そしてだんだん近づいてくる。なぜか足が動かない。動け動けと念じても動かないものは動かない。

なぜか体中が逃げろと命令しているような気さえした。

そしてその女性は自分の肩に顔を乗せてこう言った。

女性「お前は私の気持ちが分かるか?」

自分「うわぁぁぁぁぁ!!!」

自分は走り出した。恐怖により動けなかったのか、あいつが何かしたのか知らんが、今なら○サイン・○ルトより速く100mを走れる気までした。

だがあの女は「待てぇぇぇぇぇ」と言わんばかりに追いかけてきた。

自分は息を切らしながら家に着いた。そして勢いよく扉を開けた。あぁ助かった…

しかしそこに待っていたのは同じ扉だった。

自分「…え?」

また開けても開けても開けても扉だった。

女性「もう逃げられないよ。君も私の気持ちを分からないんだね…」

あいつが追い付いてきた。あいつは巨大なのこぎりを取り出した。

自分「やめろ!!やめてくれ!!うわぁぁぁぁぁぁ!!!!!!・・・・・・」

その後自分は遺体となって発見された。その傷はのこぎりによってだと判断され、体は3つに切り刻まれていた。

それは、墓地にひとつ、カーブミラーの前にひとつ、階段の下にひとつ置いてあった。

しかし、小指だけはいくら探しても見つからなかった。

このときは異常な犯罪者の犯行だとされた。が、ここに古くから住むある老人はこんなことを言っていた。

昔々ここにはある美しい女性が住んでいた。その女性はそれはそれはたくさんの方々に愛の告白をされた。

だが彼女はそれらすべてを断った。彼女が本当に好いている男性はすでに天に召されていて、その方以外は愛さないと決めたからだった。

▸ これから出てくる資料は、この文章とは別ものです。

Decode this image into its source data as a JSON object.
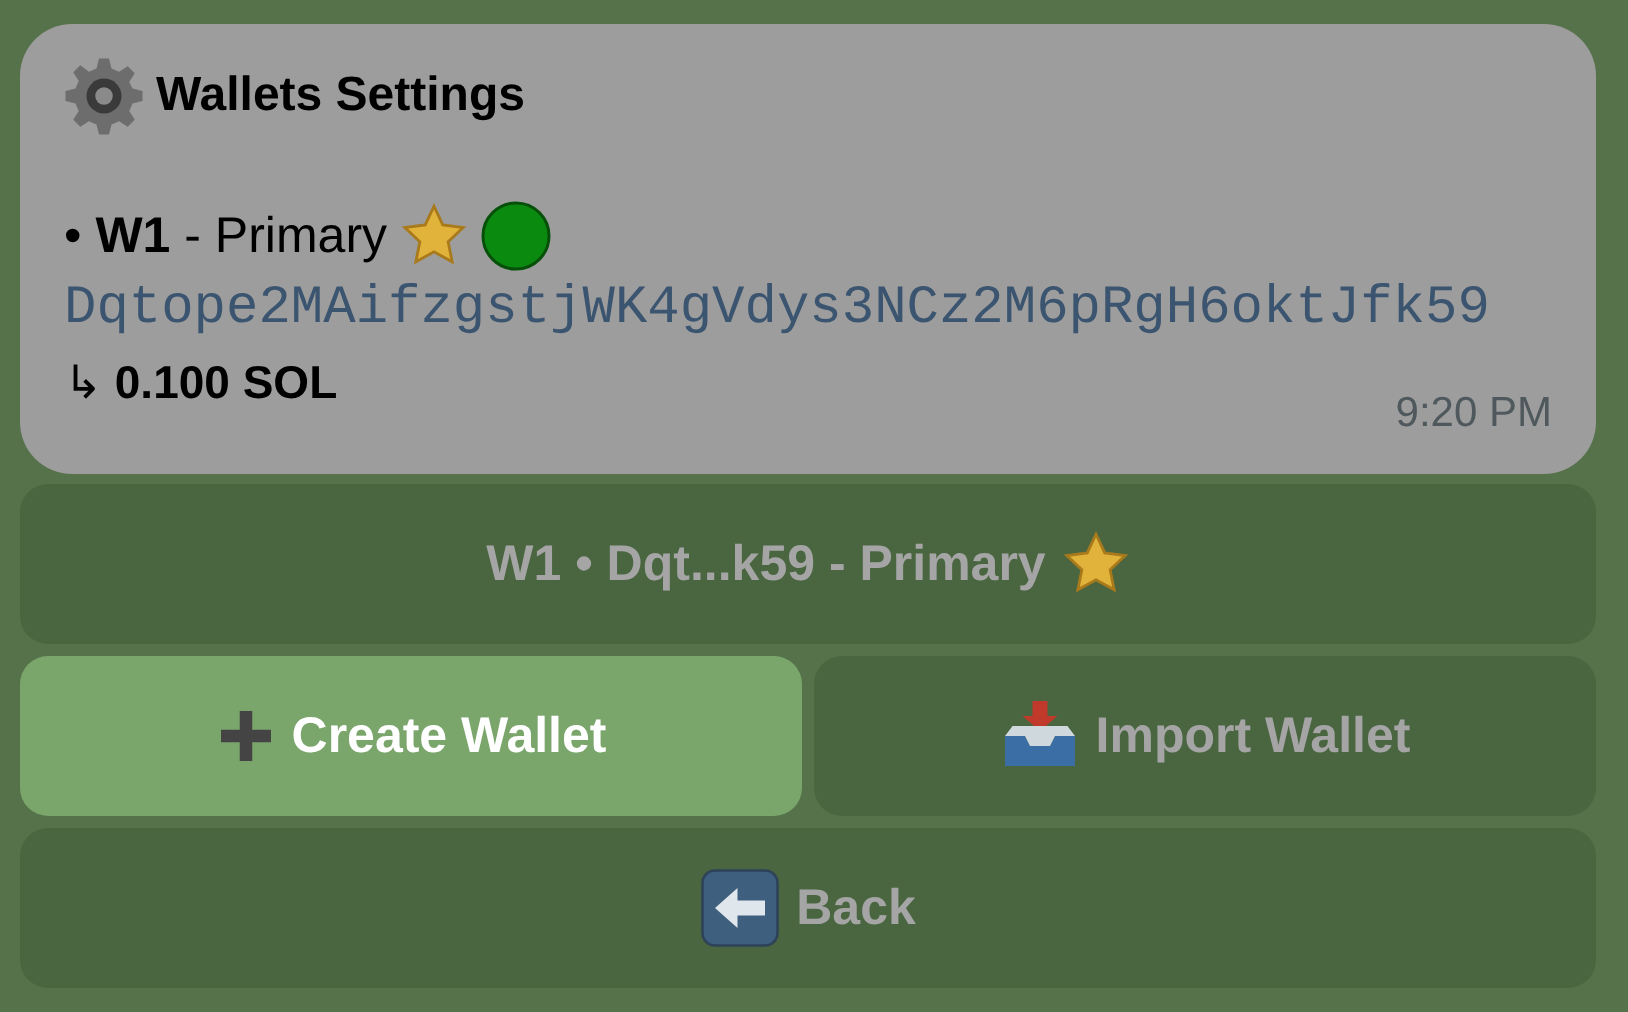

しかし、それが気に食わなかった男が三人いた。その男共はある決断をする、今にして思えば戯けた奴らだった。

他の男にとられるなら、自分たちの手で殺してしまおうと…。

その男共はその女を殺し平等に分け合った。つまり、殺した女をのこぎりで3つに分けたのだ。

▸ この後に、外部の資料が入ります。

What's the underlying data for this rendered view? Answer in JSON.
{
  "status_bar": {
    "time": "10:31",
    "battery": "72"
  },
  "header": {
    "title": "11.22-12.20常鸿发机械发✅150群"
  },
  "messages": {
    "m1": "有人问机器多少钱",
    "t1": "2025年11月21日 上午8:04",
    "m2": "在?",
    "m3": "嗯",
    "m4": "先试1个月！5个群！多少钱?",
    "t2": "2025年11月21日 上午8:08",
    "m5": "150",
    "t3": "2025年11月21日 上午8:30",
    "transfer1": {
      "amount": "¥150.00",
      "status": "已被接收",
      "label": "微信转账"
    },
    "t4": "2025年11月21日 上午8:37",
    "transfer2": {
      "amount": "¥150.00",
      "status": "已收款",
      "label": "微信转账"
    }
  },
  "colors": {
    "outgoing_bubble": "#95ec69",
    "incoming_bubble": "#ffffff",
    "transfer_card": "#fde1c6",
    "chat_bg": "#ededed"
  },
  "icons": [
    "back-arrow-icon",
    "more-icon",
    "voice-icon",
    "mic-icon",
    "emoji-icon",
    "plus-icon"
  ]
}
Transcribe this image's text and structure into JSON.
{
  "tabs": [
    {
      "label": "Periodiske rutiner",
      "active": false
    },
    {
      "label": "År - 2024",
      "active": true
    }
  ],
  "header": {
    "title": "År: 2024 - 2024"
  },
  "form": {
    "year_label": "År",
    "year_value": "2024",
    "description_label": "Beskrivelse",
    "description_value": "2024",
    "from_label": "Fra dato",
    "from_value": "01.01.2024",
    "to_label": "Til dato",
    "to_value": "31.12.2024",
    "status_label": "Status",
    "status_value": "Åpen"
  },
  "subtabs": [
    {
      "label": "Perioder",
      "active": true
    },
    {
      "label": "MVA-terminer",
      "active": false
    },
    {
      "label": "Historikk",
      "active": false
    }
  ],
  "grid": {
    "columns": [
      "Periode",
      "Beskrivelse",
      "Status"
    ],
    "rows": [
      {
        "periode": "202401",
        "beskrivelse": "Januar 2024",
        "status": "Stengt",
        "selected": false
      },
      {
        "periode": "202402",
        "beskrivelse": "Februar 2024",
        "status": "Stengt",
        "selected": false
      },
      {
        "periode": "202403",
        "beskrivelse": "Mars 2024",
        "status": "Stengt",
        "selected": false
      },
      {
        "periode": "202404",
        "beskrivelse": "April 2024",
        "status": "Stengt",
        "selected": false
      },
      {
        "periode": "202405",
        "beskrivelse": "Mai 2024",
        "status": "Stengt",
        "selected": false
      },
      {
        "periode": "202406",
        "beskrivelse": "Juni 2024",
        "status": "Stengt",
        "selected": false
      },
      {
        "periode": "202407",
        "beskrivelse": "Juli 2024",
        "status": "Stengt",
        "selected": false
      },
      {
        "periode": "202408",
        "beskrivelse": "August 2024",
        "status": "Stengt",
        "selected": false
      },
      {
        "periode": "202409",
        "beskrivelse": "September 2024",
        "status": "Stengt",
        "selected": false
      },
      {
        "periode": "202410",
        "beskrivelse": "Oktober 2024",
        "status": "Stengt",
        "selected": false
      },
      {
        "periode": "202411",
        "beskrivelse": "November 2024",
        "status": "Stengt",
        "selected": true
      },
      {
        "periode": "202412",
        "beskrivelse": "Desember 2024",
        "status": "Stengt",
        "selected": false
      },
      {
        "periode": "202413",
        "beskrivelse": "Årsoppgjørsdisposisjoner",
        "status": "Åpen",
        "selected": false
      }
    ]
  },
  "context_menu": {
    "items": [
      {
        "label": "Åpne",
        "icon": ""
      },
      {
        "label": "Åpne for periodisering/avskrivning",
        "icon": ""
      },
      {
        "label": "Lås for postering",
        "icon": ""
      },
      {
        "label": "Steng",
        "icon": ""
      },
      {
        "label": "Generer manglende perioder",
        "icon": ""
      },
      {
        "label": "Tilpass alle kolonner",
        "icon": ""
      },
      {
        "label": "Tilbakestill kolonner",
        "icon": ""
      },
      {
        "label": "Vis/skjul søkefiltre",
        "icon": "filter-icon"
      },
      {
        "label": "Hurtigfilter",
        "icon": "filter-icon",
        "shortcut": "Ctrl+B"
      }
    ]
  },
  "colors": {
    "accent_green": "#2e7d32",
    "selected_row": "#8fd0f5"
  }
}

その男共は満足だった。がしばらくしてその男共は遺体で発見される。

体をのこぎりで3つに切り刻まれて、それぞれ自分の家と他の男どもの家に1つずつ置かれてな。

つまり、女は自分と同じ目にあわせたのだ。その男共を。

しかし、その後発見された女の死体には小指がなかった。その後いくら探しても見つからなかった。

小指は階段のところに住んでいた男が持って行ったらしく、今もその小指を探している。

しかし、その女は小指がないことに恥を持っているらしく、小指がない亡霊を見たものは、体を切り刻まれて殺されるようになった。

死体は昔、女の死体が置かれた男共の家があったところ…つまり今の墓地、階段の下、カーブミラーの下に置かれるようになった。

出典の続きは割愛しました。